- Born: Sparta
- House: Agiad
- Father: Cleombrotus

= Nicomedes of Sparta =

Spartan regent for king Pleistoanax, fl. 460–457 BC

Nicomedes (Νικομήδης; ) was a Spartan military commander and a scion of the royal Agiad dynasty. He was a regent of Sparta during the minority of Pleistoanax, the son of his brother Pausanias.

== Biography ==
Nicomedes was the son of Cleombrotus (died 479 BC), who was appointed regent of Sparta after the death of his brother King Leonidas (reigned 489–480 BC) at the Battle of Thermopylae. During this time, Leonidas' son Pleistarchus (reigned 480–458 BC) was not yet of age to rule. When Cleombrotus died, he was succeeded by his son Pausanias (died 477 BC). Pausanias was starved to death by the Spartans on suspicion of treachery. Pleistarchus was succeeded by Pausanias' son Pleistoanax (reigned 458–409 BC). He too was a minor when he became king, and Nicomedes was appointed regent.

The First Peloponnesian War, between Sparta and its allies (including Thebes; the Peloponnesian League) and Athens and its allies (including Argos; the Delian League), had broken out in 460 BC. When the Phocians attacked the Doris, which was considered the homeland of the Dorians of Sparta, the Spartans retaliated.
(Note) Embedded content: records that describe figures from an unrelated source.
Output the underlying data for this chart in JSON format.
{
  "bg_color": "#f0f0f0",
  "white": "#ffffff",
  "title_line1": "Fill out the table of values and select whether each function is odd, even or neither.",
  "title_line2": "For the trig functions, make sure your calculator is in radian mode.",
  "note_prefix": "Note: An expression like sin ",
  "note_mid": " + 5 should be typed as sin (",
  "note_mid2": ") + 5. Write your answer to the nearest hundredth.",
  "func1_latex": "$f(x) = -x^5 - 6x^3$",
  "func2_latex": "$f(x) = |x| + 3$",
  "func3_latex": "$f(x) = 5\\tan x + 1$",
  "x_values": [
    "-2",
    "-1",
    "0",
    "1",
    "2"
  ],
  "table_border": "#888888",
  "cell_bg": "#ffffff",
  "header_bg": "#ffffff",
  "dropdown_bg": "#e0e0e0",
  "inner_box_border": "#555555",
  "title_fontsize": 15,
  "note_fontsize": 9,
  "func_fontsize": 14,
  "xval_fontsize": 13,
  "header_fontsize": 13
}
Nicomedes was given command of this campaign, in place of the king. The army, which consisted of 1,500 Spartan and 10,000 allied hoplites, was sent north. He drove the Phocians out and forced them to agree to his peace terms.

Nicomedes then decided to head to the Peloponnese. His dilemma was that the shortest route, by sea across the Gulf of Corinth, was sure to be patrolled by the Athenian fleet, whereas the land route was through difficult terrain with key points controlled by the Athenians and their allies. He therefore decided to remain in Boeotia, of which Thebes was the chief city. The Athenians saw an opportunity, and in 457 BC assembled an army of 14,000 men, including 1,000 Argives and contingents from their other allies, and marched north to engage their enemy. The two forces met at Tanagra, 20 km east of Thebes. After heavy fighting, the Peloponnesians were victorious. They took the opportunity to return home by the land route across the Isthmus of Corinth, cutting down the fruit trees as they went. Nicomedes thereafter disappears from history.